En la cara de Sesshomaru se asomo una pequeña sonrisa.
"Higurashi, desde el principio te consideré una mujer de rara sensatez. Hablas sin que alguien te haga una pregunta y respondes sin que alguien te allá pedido tu opinión. Pero me alegra ver que seas una mujer cumplida."
La falta de tacto provoco en Kagome el deseo de soltarle una cachetada, pero a la luz del día la sonrisa que le proporcionaba el señor Taisho parecía más peligrosa que el beso que se habían dado.
"También confirma mis sospechas de usted, sin faltar el respeto, sigue siendo el mismo hombre que cree que con un solo vistazo conoce a las personas." Sentencio ella observándolo de forma grave.
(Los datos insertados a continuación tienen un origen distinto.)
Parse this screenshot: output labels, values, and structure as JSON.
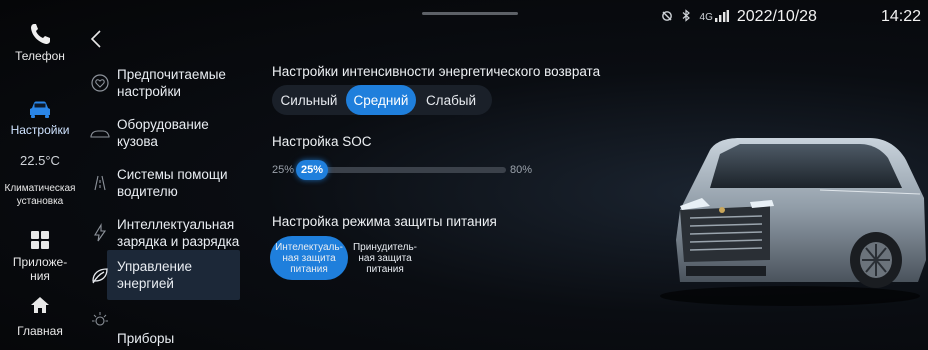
{
  "status_bar": {
    "icons": [
      "location-off-icon",
      "bluetooth-icon"
    ],
    "signal": "4G",
    "date": "2022/10/28",
    "time": "14:22"
  },
  "dock": {
    "phone": "Телефон",
    "settings": "Настройки",
    "climate_temp": "22.5°C",
    "climate_label_1": "Климатическая",
    "climate_label_2": "установка",
    "apps_1": "Приложе-",
    "apps_2": "ния",
    "home": "Главная"
  },
  "menu": {
    "items": [
      {
        "label_1": "Предпочитаемые",
        "label_2": "настройки",
        "icon": "heart-icon"
      },
      {
        "label_1": "Оборудование",
        "label_2": "кузова",
        "icon": "car-body-icon"
      },
      {
        "label_1": "Системы помощи",
        "label_2": "водителю",
        "icon": "lane-assist-icon"
      },
      {
        "label_1": "Интеллектуальная",
        "label_2": "зарядка и разрядка",
        "icon": "charging-icon"
      },
      {
        "label_1": "Управление",
        "label_2": "энергией",
        "icon": "leaf-icon"
      },
      {
        "label_1": "Приборы освещения",
        "label_2": "",
        "icon": "light-icon"
      }
    ],
    "selected_index": 4
  },
  "regen": {
    "title": "Настройки интенсивности энергетического возврата",
    "options": [
      "Сильный",
      "Средний",
      "Слабый"
    ],
    "selected": "Средний"
  },
  "soc": {
    "title": "Настройка SOC",
    "min_label": "25%",
    "value_label": "25%",
    "max_label": "80%",
    "value_fraction": 0.0
  },
  "protection": {
    "title": "Настройка режима защиты питания",
    "option1_l1": "Интелектуаль-",
    "option1_l2": "ная защита",
    "option1_l3": "питания",
    "option2_l1": "Принудитель-",
    "option2_l2": "ная защита",
    "option2_l3": "питания",
    "selected_index": 0
  },
  "colors": {
    "accent": "#1f7fdc",
    "background": "#07090c"
  }
}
Pero enseguida se dio cuenta de que había abierto la boca sin pensar y que ahora su castigo era la forma fría con la que la miraba el señor Taisho. "Discúlpeme." Ella se puso de pie, y él se alejo de ella. Kagome lo siguió hasta que él se detuvo y ella tuvo que hacerlo también para no chocar. "Señor Taisho, yo…"
Sesshomaru se giro y le puso un dedo sobre los labios. "Prométeme que no mencionaras nada sobre la mujer llamada Kanna."
Kagome tenía los ojos abiertos por la forma en que el la había sorprendida. Y como pudo se limito a asistir.
"Basta de hablar de eso." Dijo el apretando su dedo contra los labios de la joven. Por alguna razón le gustaba hacerlo. "Mejor hablemos de…"
"Lo que no podemos volver a hacer. Señor Taisho, eso no estuvo bien. Soy consciente de que solo fue un momento de fantasía provocado por la música y el hecho de que usted había bebido…"
"El alcohol nunca me ah echo fantasear." Sesshomaru se molesto por el comentario de la chica. Arrugo sus cejas.
Eran unas cejas bastante bonitas, pobladas y grises, que discurrían sobre unos preciosos ojos dorados adornados de unas pestañas negras y largas. Kagome se sorprendió por la deducción que estaba sacando.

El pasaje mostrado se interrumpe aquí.